One architecture is meant to span local machines, data centers, and cloud-scale systems
Michael Dell connected the hardware story to “unmetered intelligence.” His point was that companies and employees should be able to use AI capacity in a PC or in their own data center, with their own data, without constant anxiety over token consumption or a surprise bill. In the older workflow, Dell said, humans did work and passed it to the next human. In the emerging workflow, individuals may manage hundreds or thousands of agents. The infrastructure proposition is meant to support that shift by placing inference and intelligence across local machines, enterprise data centers, and cloud-scale systems.

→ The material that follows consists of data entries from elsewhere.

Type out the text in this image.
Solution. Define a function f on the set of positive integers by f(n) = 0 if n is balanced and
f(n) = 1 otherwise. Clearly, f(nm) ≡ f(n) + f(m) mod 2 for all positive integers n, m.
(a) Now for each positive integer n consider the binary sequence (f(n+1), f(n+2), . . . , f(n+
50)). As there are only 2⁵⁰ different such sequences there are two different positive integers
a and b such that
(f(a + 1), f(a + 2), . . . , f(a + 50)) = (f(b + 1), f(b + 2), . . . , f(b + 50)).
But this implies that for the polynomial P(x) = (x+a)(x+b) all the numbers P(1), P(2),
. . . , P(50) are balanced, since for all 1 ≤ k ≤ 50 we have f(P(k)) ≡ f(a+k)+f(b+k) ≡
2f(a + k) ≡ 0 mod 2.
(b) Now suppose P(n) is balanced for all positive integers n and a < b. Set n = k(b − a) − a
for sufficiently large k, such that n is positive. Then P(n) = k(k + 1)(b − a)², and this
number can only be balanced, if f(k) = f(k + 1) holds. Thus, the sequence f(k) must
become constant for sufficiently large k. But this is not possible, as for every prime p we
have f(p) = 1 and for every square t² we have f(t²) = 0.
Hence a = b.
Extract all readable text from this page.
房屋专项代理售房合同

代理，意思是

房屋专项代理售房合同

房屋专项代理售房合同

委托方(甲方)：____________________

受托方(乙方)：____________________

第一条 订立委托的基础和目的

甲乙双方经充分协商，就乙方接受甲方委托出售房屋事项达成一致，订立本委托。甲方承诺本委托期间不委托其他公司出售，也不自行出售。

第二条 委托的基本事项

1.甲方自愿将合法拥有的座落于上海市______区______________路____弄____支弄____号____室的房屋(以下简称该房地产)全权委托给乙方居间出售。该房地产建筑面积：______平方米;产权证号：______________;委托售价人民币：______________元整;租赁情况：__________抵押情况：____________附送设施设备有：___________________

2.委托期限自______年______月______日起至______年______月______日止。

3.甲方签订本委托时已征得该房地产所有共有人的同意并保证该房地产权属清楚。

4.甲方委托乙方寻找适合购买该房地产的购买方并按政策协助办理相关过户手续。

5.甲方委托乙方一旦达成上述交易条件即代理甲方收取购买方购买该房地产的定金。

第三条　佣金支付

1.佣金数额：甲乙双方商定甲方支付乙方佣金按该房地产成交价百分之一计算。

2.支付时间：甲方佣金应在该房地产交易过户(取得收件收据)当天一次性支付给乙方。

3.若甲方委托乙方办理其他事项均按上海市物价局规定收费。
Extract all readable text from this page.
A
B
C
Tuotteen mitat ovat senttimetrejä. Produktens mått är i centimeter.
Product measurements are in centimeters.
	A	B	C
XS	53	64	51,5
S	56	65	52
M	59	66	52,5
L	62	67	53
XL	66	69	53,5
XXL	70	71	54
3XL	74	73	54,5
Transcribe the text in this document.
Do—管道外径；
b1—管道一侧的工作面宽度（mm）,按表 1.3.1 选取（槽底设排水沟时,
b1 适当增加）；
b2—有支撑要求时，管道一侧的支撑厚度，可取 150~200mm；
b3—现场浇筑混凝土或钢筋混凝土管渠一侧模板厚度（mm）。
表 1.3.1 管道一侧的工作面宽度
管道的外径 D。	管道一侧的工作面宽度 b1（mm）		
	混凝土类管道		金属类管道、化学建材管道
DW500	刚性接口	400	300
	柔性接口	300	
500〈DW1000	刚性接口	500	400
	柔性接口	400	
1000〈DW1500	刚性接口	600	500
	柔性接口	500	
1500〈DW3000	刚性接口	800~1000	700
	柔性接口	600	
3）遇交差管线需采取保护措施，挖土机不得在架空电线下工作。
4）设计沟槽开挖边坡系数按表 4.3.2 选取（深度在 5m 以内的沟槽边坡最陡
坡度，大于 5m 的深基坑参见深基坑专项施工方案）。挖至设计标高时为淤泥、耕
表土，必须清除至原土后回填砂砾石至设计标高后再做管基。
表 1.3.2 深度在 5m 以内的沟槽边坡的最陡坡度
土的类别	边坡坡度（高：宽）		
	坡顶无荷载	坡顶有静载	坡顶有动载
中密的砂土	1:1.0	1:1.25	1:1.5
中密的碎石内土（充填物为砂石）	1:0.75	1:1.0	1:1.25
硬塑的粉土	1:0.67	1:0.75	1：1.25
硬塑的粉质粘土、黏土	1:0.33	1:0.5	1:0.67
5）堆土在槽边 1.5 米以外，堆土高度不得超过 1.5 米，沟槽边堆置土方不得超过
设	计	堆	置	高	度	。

I love this idea of the unmetered intelligence, right. Where you’ve got the power in your own PC, in your own data center, and you can use it with your own data.
Jensen Huang then described the onstage hardware as different scales of the same architecture, but his comparisons were tied to the physical machines in front of him: a rack, a desk-side “station,” and a smaller system he called GB10. After signing the rack with Dell, he said one system was “a hundred times” larger than “this one,” identifying the smaller machine as “the station.” He said the larger system used GB300, while the station was the “only computer, desk-side computer in the world” capable of running a one-terabyte, one-trillion-parameter AI model. That, he said, “would basically be a cloud just two days ago” and would have been unimaginable one or two years earlier.
Huang also pointed to another, smaller system that he called “the smallest GB10,” saying it shared the same architecture as the station and the larger GB300 system. His “five, six times larger” comparison was similarly made while referring to the machines onstage, not as a fully specified product hierarchy. The substantive claim was continuity: the same architecture is meant to scale from a small local system, to a desk-side station, to much larger data-center infrastructure.
Dell called the broader result distributed inference and intelligence. Huang called it hybrid AI. Both descriptions point to the same requirement: agents are not served by a single box or a single cloud endpoint, but by a system that coordinates CPUs, GPUs, models, tools, databases, and security boundaries across local and cloud environments.
The partnership framing stayed tied to that architecture. Dell thanked Nvidia for what the two companies have done together for customers, and Huang noted that he and Dell had “grown up together practically,” with Dell saying the relationship had run for 31 years.